Donald Campbell’s rebuilt Bluebird K7 water speed record boat could be broken up once more if an ownership dispute cannot be settled. Coniston’s Ruskin Museum has formally requested the team which restored the wreck to return it, citing possible legal action that could result in the reconstructed machine being dismantled.
Some 34 years after Campbell’s fatal 1967 crash, the jet boat’s partial remains were lifted from the bed of Coniston Water by engineer Bill Smith, and were then given to the museum by a family trust led by the record breaker’s daughter Gina Campbell. In 2006 a volunteer team headed by Smith agreed with the museum and the family trust to restore the craft to operable condition at no cost to the museum and to return it for display. Meanwhile the museum raised over £750,000 to build a new wing for it. Opened in 2010, it has been awaiting its centrepiece ever since.
“If we have to dismantle it, we will remove our bits and give theirs back”
After Smith’s team reassembled the missing cockpit, forward structure and sponsons and sourced a Bristol Orpheus jet engine the boat was ready to run, but Smith says negotiations to use Coniston stalled; instead he tested on Loch Fad in Scotland in 2018, reaching 156mph. From there relations between the two parties deteriorated, both sides disputing the agreement and whether the reconstructed elements give the Bluebird Project (headed by Smith and formed in 2012 into a not-for-profit company) joint ownership.
Smith says that without his team the museum has neither skills nor facilities to maintain or run it, adding that the complex running operation needs more time than the 28-day annual period specified by the museum.
Jeff Carroll, deputy chairman of the museum trustee board, told Motor Sport that they had since offered the Bluebird Project a three-month running window but that had been rejected.
Smith told us: “We promised an operable boat to our sponsors and donors, and our volunteers have sweated blood and tears on this.

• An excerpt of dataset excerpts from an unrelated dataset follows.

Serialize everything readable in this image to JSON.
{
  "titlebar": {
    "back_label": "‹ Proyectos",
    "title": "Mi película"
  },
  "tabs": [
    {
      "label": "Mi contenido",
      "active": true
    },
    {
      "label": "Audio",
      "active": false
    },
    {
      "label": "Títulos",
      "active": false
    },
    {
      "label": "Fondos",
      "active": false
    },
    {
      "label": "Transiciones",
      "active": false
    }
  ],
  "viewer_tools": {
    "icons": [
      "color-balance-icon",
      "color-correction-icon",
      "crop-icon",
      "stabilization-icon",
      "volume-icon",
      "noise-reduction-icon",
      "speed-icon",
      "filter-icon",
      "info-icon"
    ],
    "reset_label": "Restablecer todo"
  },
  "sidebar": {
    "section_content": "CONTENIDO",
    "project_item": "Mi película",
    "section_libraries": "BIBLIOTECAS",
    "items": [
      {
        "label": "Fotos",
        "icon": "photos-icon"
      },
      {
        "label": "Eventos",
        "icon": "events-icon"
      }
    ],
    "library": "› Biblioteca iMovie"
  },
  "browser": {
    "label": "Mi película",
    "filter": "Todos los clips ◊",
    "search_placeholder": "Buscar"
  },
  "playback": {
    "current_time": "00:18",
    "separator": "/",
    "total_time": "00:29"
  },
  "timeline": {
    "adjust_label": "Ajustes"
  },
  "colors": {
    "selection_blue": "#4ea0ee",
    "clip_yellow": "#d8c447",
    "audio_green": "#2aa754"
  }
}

We’ve built the difficult half, a very complex assemblage, but if we have to dismantle it we’ll remove all our parts and give theirs back. We’ll put it back together as fast as it came down. We’d welcome legal action to get us round a table. Let them bring it on.”
Carroll said: “The Campbell family’s deed of gift says the boat should be restored and handed over to the museum. There was never a mention of joint ownership. We are grateful to Bill and his team of volunteers for doing the work, but it was always to be a labour of love. Now he has shifted his ground on ownership and running time. It’s not so much mission creep as mission leap.
“Whatever condition we get her back in,” he continued, “we intend to put her into working order and to run her. We have people ready and able to do that.”
Speaking to Motor Sport, Gina Campbell said: “Bluebird belongs to the museum, and the nation. I promised the museum it would return to them and now I’m unable to fulfil that promise. It’s heartbreaking.”